After a week of digging around and posting on our behalf in Facebook groups widely used by Syrian refugees, he'd finally found a lead.

A friend who had travelled with Azam's uncle got in touch and passed on Khalil's Facebook page. Then another friend got in touch.

At Munich airport, it was our turn to click and click again. We searched the uncle's friends and, hey presto! There was a photo of the uncle — posted just three minutes earlier — sitting on a chair, legs crossed, in a shopping center somewhere in northern Europe. Clicking some more, and there was a photo of Azam himself, jaw much better, but still visibly swollen, standing in a pool of light on a road somewhere. He was alone, but somebody must have taken the photo.

The problem was that the uncle's Facebook page gave no clue as to his name or what country he was in. But his photo did.

With a photograph, you can geo-locate with open source tools — that's techy gibberish for looking at the detail in the back of the picture, cross-checking it online with wedding videos and Google Earth and other wholly innocent filming, and work out where the photo was taken. It took our Serbian fixer, Ivan Angelovski, five minutes.

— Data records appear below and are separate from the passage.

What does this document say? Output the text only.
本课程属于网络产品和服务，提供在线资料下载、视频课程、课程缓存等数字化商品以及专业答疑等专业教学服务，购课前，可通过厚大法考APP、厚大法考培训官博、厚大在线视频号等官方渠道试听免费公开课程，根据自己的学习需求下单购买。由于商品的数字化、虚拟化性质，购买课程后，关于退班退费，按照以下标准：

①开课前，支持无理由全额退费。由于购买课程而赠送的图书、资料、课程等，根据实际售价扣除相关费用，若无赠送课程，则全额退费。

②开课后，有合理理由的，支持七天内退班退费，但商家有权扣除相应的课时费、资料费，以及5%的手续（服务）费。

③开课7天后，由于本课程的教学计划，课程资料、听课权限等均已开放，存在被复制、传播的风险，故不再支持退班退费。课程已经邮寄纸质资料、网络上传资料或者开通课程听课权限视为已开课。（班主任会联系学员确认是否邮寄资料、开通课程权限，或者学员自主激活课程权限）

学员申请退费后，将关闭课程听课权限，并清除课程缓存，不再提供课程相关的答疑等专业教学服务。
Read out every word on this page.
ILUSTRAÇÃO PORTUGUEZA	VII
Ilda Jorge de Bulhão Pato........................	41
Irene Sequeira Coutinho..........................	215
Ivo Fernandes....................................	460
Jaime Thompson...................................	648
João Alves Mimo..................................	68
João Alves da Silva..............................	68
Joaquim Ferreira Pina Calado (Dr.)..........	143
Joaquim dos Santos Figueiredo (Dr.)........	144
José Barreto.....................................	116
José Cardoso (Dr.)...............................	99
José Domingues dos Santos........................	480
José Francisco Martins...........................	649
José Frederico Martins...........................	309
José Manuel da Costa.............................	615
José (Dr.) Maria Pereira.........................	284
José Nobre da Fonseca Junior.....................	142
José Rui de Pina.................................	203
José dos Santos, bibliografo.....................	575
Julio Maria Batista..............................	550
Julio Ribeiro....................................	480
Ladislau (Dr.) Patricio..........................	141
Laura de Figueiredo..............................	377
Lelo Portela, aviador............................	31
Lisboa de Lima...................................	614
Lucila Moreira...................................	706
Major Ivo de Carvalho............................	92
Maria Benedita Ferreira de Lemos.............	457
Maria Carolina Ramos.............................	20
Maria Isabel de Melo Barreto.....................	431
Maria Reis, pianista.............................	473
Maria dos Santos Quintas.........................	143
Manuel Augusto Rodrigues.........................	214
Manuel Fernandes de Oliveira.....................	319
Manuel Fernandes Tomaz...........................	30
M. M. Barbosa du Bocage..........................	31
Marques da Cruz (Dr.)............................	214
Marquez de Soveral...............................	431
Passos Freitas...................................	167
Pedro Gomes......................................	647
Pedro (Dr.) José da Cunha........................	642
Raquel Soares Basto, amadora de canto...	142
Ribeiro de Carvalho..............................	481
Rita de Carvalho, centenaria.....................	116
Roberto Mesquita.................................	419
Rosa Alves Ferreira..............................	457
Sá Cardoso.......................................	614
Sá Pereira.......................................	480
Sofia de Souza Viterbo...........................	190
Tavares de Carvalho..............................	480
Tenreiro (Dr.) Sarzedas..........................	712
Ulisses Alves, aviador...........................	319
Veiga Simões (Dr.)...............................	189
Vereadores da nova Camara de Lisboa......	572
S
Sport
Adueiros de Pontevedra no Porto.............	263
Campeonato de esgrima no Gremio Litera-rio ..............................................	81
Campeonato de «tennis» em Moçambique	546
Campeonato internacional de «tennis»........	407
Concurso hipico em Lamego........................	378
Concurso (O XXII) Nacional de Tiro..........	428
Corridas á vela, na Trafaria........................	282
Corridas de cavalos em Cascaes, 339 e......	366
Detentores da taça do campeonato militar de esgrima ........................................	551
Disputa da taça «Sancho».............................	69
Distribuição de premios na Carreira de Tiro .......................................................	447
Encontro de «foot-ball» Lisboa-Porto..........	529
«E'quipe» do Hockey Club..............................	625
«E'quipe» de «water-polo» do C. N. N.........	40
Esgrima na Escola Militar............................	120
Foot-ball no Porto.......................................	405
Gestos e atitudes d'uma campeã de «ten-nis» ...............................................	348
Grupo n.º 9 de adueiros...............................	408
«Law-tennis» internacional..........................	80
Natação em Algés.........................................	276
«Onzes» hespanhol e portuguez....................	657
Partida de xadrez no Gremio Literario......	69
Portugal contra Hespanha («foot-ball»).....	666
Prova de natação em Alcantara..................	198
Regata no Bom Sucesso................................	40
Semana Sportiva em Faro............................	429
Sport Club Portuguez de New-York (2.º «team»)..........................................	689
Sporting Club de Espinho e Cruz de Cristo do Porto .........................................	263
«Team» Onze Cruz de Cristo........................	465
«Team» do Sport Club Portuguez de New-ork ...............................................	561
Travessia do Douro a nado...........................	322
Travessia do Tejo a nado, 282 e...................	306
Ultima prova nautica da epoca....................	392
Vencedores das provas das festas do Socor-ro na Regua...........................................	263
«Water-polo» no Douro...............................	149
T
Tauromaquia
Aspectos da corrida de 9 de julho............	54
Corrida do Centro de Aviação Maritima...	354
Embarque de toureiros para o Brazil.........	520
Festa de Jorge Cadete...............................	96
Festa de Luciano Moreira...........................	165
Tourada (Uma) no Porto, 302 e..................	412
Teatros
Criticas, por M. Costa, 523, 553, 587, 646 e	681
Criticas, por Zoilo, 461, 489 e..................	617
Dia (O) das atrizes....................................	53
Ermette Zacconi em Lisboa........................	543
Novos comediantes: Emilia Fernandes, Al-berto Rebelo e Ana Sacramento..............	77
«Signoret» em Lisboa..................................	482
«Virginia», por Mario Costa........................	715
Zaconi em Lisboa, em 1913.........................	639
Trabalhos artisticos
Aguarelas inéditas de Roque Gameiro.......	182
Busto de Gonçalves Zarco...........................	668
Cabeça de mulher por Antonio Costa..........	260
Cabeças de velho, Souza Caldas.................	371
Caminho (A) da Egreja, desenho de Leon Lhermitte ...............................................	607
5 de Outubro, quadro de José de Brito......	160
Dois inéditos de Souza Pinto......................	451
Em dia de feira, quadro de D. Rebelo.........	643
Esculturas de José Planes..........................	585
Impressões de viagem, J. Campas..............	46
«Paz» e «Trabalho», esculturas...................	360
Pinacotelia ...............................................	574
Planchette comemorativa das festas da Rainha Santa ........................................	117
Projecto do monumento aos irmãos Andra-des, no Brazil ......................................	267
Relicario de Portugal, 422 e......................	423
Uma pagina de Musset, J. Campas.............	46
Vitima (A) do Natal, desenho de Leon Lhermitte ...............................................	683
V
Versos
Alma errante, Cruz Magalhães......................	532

In the back of the uncle's photograph was a sports shop. There are two of that name in Germany, one in Munich, one in Berlin. In the windows of the sport shop in the photo were reflected the windows of the building opposite: portholes above square windows. The shop was in Munich. We found it and I sat in the very chair Khalil had been sitting in.

But the window display had changed. Though the photo had just been posted, it had been taken weeks ago. He'd been here about a month ago, in September.

Nevertheless, word had got through to Khalil that we were looking for Azam, and he himself posted a message to us on his Facebook page, inviting us to meet him. He was in Hamburg, only 500 miles north. We got up at six, again, and drove seven hours to Hamburg. Except when we arrived, Khalil was no longer answering his phone.

Hopelessly, we drove around the suburb where the camp was. This was low-tech, old-fashioned, gumshoe journalism and as bonkers as it sounds, it worked. We were trying to park the car when there they were, the uncle and a small boy — Azam.

He is one of thousands and thousands of young children on the refugee trail.

The United Nations refugee agency in Serbia says more than a quarter of people now passing through are under 18. And we saw ample evidence of this ourselves on our journey.

There were children soaked by the rain and cramped together in the crowds of people waiting to cross the border.

Looking on Facebook groups of missing people, we've seen 15 cases of children missing on the refugee route.

But we've just heard that Azam's mom and dad arrived in southern Germany.

There is no sign of the war in Syria ending any time soon, but in all this darkness the story of Azam, once so full of pain, now so full of fun, is a point of light.

This story was cross-posted with our partners at BBC News.